Advancing Racial Justice: Melanin in Motion
Anthony Taylor remembers when the outdoors was inextricably linked to Black culture. Hunting, fishing, and gardening were essential skills for previous generations navigating life in the South. But in the 20th century, after Southern African Americans’ historical migration to cities, Black identity in America has become more associated with urban living. Thus, Taylor is working to remind Black youths in the Twin Cities that outdoor adventure is accessible—and vital—to well-being. Even in the winter.
“The most sinister aspects of systemic racism and historical marginalization are their internalized aspects,” says Taylor, who founded Melanin in Motion in 2017 as a program offered by the Cultural Wellness Center of Minneapolis. “We believe sometimes that if I’m going to do the things I love to do [outdoors], it’s just going to be me and my white friends.”
Melanin in Motion hosts affordable programming for all ages—offering a pay-what-you-can option to take part in outdoor activities like paddling, snowboarding, and cross-country skiing. The activities provide connecting points for personal identity, generational roots, and liberation.
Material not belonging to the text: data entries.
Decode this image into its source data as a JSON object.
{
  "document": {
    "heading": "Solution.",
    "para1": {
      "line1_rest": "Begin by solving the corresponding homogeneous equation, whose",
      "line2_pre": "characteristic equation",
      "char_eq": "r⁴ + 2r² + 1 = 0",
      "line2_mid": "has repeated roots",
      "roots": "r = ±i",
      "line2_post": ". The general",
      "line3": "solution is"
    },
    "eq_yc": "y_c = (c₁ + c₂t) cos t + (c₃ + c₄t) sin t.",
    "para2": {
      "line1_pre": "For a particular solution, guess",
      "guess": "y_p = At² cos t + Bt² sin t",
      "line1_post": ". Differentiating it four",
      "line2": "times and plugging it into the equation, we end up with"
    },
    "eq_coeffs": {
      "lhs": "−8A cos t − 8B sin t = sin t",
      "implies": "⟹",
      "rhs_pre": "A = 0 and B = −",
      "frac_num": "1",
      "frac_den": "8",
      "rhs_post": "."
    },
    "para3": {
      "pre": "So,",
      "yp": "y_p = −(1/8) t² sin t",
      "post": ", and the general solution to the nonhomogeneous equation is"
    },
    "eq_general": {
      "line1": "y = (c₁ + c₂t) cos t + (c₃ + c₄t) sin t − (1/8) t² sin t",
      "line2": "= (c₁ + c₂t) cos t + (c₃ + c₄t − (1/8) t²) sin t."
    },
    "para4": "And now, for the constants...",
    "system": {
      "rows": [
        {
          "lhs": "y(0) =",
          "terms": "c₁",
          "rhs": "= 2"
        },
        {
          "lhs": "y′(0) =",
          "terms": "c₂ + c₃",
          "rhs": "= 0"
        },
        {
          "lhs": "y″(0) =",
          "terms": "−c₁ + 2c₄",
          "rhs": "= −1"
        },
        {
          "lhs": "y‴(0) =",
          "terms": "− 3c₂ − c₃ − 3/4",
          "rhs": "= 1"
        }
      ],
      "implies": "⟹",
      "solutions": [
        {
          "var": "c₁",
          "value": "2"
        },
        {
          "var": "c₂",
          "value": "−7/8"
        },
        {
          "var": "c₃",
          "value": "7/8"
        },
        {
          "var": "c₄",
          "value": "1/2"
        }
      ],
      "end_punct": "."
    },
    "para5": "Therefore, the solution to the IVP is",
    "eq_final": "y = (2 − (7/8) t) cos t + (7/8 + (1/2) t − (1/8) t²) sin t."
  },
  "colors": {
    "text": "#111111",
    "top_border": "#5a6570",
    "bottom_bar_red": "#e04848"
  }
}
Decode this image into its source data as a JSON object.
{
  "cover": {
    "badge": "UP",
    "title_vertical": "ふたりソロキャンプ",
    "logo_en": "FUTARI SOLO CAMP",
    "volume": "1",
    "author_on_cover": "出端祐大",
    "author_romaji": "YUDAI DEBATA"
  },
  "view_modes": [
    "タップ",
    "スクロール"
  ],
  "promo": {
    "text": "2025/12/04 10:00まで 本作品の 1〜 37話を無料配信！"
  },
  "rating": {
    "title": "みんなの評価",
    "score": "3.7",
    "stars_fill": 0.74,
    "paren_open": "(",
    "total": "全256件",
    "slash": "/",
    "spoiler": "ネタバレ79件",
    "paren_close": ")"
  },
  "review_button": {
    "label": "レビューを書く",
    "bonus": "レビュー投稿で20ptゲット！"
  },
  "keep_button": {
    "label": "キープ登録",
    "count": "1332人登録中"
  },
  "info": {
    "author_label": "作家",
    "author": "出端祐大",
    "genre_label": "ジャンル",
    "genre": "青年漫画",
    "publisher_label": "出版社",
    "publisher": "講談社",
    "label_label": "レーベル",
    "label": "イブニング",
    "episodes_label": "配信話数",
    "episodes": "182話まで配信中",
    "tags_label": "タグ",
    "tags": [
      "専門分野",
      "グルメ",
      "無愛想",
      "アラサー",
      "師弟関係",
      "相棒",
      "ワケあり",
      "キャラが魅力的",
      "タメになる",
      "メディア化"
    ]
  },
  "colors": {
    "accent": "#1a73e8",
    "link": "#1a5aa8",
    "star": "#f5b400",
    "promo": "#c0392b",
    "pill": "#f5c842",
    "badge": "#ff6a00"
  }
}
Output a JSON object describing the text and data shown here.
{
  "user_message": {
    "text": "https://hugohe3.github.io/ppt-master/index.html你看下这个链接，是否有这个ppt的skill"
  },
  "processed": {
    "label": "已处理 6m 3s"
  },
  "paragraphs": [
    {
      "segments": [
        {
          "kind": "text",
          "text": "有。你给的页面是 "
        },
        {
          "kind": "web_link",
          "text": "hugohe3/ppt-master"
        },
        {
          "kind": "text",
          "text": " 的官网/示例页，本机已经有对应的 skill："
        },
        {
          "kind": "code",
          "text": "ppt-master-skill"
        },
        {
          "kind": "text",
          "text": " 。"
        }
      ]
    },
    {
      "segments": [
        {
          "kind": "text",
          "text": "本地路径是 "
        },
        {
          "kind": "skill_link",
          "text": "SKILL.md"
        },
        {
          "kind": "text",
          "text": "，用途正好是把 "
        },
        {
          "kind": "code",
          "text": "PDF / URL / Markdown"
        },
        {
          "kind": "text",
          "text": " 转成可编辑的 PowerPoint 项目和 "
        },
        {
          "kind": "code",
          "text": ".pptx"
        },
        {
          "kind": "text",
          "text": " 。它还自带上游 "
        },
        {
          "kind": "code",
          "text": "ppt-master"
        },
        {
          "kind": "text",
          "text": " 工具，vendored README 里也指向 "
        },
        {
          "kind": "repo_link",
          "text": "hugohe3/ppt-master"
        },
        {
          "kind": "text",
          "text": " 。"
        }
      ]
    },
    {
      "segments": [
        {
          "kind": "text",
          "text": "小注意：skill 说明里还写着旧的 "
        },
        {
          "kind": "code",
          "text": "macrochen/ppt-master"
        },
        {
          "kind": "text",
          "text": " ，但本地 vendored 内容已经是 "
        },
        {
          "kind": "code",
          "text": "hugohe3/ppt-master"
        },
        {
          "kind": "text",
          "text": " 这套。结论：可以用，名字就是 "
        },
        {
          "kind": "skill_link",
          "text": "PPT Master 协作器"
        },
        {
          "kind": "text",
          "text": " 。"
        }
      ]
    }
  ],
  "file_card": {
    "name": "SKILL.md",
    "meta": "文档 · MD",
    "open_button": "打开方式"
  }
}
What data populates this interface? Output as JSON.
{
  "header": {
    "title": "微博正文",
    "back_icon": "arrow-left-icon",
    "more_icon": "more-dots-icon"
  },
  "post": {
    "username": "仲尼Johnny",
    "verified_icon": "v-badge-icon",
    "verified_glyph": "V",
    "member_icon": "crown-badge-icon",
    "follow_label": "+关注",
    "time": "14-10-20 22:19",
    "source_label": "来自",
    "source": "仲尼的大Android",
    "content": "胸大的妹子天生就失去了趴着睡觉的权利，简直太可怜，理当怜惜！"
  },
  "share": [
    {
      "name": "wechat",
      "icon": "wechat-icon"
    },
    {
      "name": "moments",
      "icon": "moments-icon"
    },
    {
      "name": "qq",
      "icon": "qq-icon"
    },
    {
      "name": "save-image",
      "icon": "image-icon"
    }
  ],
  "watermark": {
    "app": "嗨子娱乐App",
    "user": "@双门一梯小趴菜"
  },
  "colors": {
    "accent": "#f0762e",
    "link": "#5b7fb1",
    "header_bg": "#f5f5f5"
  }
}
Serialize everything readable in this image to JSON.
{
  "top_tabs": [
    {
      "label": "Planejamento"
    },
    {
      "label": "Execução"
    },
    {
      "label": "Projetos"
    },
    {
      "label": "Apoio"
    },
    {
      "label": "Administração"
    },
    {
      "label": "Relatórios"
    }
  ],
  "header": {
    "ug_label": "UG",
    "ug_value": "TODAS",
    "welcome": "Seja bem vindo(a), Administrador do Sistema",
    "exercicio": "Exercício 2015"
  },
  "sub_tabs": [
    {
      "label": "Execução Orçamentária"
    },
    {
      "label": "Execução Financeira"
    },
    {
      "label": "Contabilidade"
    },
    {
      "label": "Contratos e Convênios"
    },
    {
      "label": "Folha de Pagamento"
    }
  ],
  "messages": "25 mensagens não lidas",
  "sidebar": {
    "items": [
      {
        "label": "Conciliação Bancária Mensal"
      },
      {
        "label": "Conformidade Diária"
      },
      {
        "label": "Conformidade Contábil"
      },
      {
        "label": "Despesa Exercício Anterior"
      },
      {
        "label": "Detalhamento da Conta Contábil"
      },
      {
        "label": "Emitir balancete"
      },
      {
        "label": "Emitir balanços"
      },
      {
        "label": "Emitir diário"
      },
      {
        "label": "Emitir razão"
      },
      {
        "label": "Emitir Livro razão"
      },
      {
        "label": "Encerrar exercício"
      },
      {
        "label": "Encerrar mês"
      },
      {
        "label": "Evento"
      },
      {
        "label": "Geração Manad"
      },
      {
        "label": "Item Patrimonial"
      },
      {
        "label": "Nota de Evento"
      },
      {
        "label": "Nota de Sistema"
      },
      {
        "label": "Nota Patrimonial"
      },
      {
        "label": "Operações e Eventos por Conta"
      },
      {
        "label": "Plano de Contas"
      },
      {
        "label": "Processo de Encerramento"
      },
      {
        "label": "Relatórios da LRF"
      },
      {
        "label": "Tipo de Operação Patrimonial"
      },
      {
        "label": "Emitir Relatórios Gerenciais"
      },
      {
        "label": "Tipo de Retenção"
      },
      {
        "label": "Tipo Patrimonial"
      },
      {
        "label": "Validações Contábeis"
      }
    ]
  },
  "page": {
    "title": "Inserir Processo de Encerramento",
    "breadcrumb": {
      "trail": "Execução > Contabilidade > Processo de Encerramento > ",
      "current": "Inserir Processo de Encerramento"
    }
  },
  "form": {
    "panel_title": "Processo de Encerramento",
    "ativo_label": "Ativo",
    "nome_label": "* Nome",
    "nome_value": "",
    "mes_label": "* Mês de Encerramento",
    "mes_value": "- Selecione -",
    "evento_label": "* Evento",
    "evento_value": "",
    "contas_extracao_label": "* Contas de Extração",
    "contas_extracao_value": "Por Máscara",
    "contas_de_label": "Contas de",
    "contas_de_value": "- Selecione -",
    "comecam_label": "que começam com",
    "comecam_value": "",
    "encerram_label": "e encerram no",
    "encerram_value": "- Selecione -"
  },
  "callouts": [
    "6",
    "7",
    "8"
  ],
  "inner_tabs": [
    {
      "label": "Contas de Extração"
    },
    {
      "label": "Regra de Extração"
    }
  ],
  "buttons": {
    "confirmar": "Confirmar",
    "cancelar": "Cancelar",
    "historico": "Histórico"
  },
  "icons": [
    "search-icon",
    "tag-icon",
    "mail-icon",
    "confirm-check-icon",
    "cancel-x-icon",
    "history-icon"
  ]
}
Taylor emphasizes that Melanin in Motion is BIPOC movement, literally and figuratively. Black marginalization has always been about controlling where individuals and groups could go and exist, he explains. Slavery, redlining, Jim Crow, mass incarceration, and zoning policies were all specifically designed to control people’s mobility.
When people are made to believe they can’t do what they love, Taylor says, it can create self-limiting and internalized barriers that destroy their hope for happiness.
Melanin in Motion exists to change that narrative. “We give people a second opportunity to have a positive connection to their body,” Taylor says. “That idea of finding yourself a positive emotional connection, a new relationship to your body, those are all outcomes. It really makes a difference in your life.”
The impacts extend far beyond sports. The organization’s mission and activities have been described in college application essays by several teens every year after they participated in the programming. “Black joy below 32 degrees” has become a slogan for Melanin in Motion participants, including some who haven’t had much joy in their lives. BIPOC communities are coming together to connect and learn from one another in the outdoors.

Adventures like the organization’s weekly Friday-night field trip to Wisconsin, currently averaging more than 100 attendees, were jarring to staff and athletes unaccustomed to sharing the slopes with people who did not look like them, Taylor says.
“They had never seen 100 Black folks, Somali women in hijabs, snowboarding,” Taylor says, describing some skiers’ reactions. “It’s so subtle and symbolic.”
Whether it’s diversifying the slopes or using phonetic name tags to deter microaggressions from people unwilling to learn names, building the health and wealth of BIPOC communities is just the start, according to Taylor. Looking forward, he envisions equitable green infrastructure in the Twin Cities that makes things like bike lanes tools for Black residents rather than simply one more stripe on the road.

“We are part of the solution,” Taylor says. “If you build a relationship to nature, outdoors, and adventure in the Twin Cities and find a community of people you do that with, you will never leave the Twin Cities.”